Many men in Russia, rather than wasting time having to wine and dine boring fellow female office slaves, prefer to spend their nights with prostitutes. Since they too have so little time and so little to talk about, a prostitute guarantees them a return on their time/cash investment.

“I am no longer charming or interesting,” admits Igor. “Ever since I quit drugs and going out to clubs, all I can think about are expanding markets for my brand, improving distribution, direct-marketing ideas, merchandising, and the like. For me, a prostitute is the only way I can guarantee that I will get laid. Other than that, I am happy to have a cellphone with WAP capabilities.”

On the mean streets of Moscow’s gleaming new office-building-lined skyline, most cubicle slaves are aware of the office ass threat. “In the place where I work, in our ‘office,’ they say there are three girls who have it,” Katya says.

At the age of 23, her ass is lumpy, her voice is man-like, and she is recovering from chronic fatigue syndrome. Sauce from a Jack’s pizza is stuck to the corner of her mouth as she talks.

After taking the one-hour public transport ride to work, Katya is ready for another day. She mousses her cropped hair, applies her lipstick, fixes her designer horn-rimmed glasses, glances into a mirror to adjust her designer business suit, and walks into the Western-style office building, where she will earn as little as 300 rubles, (about $21) an hour.
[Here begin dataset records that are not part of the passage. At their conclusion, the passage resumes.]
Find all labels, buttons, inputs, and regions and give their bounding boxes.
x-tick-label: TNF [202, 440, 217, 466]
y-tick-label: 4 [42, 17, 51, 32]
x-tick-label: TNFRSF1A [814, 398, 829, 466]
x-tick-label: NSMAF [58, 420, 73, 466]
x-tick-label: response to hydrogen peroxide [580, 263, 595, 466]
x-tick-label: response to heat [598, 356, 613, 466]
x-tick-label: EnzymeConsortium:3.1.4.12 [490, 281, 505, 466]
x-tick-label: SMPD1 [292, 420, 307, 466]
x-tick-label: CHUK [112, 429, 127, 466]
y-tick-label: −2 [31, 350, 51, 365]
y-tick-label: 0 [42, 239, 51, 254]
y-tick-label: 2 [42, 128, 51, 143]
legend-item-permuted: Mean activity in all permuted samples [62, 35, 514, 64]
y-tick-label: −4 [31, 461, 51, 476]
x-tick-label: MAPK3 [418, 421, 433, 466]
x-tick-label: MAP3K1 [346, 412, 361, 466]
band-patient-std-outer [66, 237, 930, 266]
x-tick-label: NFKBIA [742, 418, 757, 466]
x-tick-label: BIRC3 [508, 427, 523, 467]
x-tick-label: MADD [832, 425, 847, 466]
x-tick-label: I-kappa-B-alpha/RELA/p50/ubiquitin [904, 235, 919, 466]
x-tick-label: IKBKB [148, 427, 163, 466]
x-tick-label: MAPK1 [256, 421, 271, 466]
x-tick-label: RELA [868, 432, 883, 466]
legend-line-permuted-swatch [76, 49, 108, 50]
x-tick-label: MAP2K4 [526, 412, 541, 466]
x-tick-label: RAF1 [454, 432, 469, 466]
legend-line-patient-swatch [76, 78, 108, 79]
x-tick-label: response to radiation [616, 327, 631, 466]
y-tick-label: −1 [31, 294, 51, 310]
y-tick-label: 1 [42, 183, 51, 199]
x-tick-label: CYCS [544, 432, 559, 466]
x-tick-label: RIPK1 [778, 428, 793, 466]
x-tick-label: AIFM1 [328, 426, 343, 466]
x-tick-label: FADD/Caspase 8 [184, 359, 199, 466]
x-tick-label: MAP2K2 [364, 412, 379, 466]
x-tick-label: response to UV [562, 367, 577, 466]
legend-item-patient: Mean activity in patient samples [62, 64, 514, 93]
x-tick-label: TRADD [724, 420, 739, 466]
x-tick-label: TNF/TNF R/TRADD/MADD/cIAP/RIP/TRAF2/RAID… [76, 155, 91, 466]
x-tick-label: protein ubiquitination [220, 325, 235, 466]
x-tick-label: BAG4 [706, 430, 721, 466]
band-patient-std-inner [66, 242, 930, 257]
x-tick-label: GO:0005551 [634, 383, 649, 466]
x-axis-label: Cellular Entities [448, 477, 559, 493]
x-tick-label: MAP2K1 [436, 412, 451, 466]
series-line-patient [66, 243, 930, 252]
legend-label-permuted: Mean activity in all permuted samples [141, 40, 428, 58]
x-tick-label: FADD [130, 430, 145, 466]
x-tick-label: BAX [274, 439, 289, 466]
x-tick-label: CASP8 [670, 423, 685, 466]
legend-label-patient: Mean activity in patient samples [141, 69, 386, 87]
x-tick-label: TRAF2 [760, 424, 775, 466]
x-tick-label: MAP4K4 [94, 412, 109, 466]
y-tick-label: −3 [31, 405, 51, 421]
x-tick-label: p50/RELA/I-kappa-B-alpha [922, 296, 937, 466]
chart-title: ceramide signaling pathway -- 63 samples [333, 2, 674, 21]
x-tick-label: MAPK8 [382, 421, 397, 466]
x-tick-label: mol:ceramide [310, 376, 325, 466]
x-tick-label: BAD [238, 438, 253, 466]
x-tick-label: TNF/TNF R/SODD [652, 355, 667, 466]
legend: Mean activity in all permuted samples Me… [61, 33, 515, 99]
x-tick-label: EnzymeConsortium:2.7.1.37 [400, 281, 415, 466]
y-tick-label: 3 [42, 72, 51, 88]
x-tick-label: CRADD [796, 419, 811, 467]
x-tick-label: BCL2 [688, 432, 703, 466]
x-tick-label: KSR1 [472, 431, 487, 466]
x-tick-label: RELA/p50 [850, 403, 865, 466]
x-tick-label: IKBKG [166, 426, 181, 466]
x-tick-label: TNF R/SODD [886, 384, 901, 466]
A quarter-gram of heroin costs only 250 rubles—life back in the junkie days was easy. An Anne Klein business suit, essential to an office slave’s life, costs up to $500. The office serfs have a lot of expenses. They have to pay their taxes. And they have to maintain a pricey Western-style appearance that takes up a large percentage of their take-home pay.

“If I don’t try to appear Western and wear new clothes and cut my hair short like the other women, the boss will give you a talk and people will frown upon you, and you won’t get the promotion you need to break out of the cycle of work-and-consume,” Katya explains.

“Someday, maybe I’ll get allowed into Club XIII,” says Igor. “I’ve bought myself leather pants and wrap-around sunglasses. I know other office slaves who do that. But I’m not sure I’ll go all the way and take ecstasy or heroin, and I know I no longer have the gall to try to hit up a girl for a one-night stand. It just isn’t right.”

The corporate culture at Igor’s company has made him feel “like a cog in a wheel,” no longer an individual, but rather, a graph of upward struggle and productivity. “How can I imagine myself having fun after two years of this?”

Lyuda worked for three years at a Big Five accounting firm, but quit a couple of months after they instituted an even more dehumanizing feature into the office culture: open-plan work space. In this new Third Millennium evolution of the office plantation, cubicles have given way to totally open office spaces. No employee has a dedicated office, desk, computer, or cubicle. Firm directors can monitor them at all times, and nothing is private. Workers sit at any available desk and work on any free computer hooked up to a central server, regardless of one’s rank within the firm.

“I could no longer fool myself into believing that I was bettering myself, that I mattered,” said Lyuda. “I realized that I was indistinguishable from the office furniture, as replaceable and insignificant. Everything they taught us about the Soviet Union’s dehumanizing effect has only come true in American-adapted offices.”

But the withdrawal from work was six months of torture. “Every night you’re dreaming of being a loser and unemployed for life,” Lyuda recalls. “All day you’re thinking about it, 24 hours a day. You can’t think of anything else but the fact that you have no health benefits, no stock options, no pension plan, and no possibility of buying the latest DVD or the upcoming HDTV. You feel terrible about yourself. You feel your life is over.”

“I try not to think,” Katya says. “I try to go on working. We have to work.”

 

[Note To Readers: I am entering this article into the Pulitzer Prize competition, for I believe it fits in the long and venerable tradition of “harrowing tales of young adults devastated by sobriety and work” journalism. Wish me well!]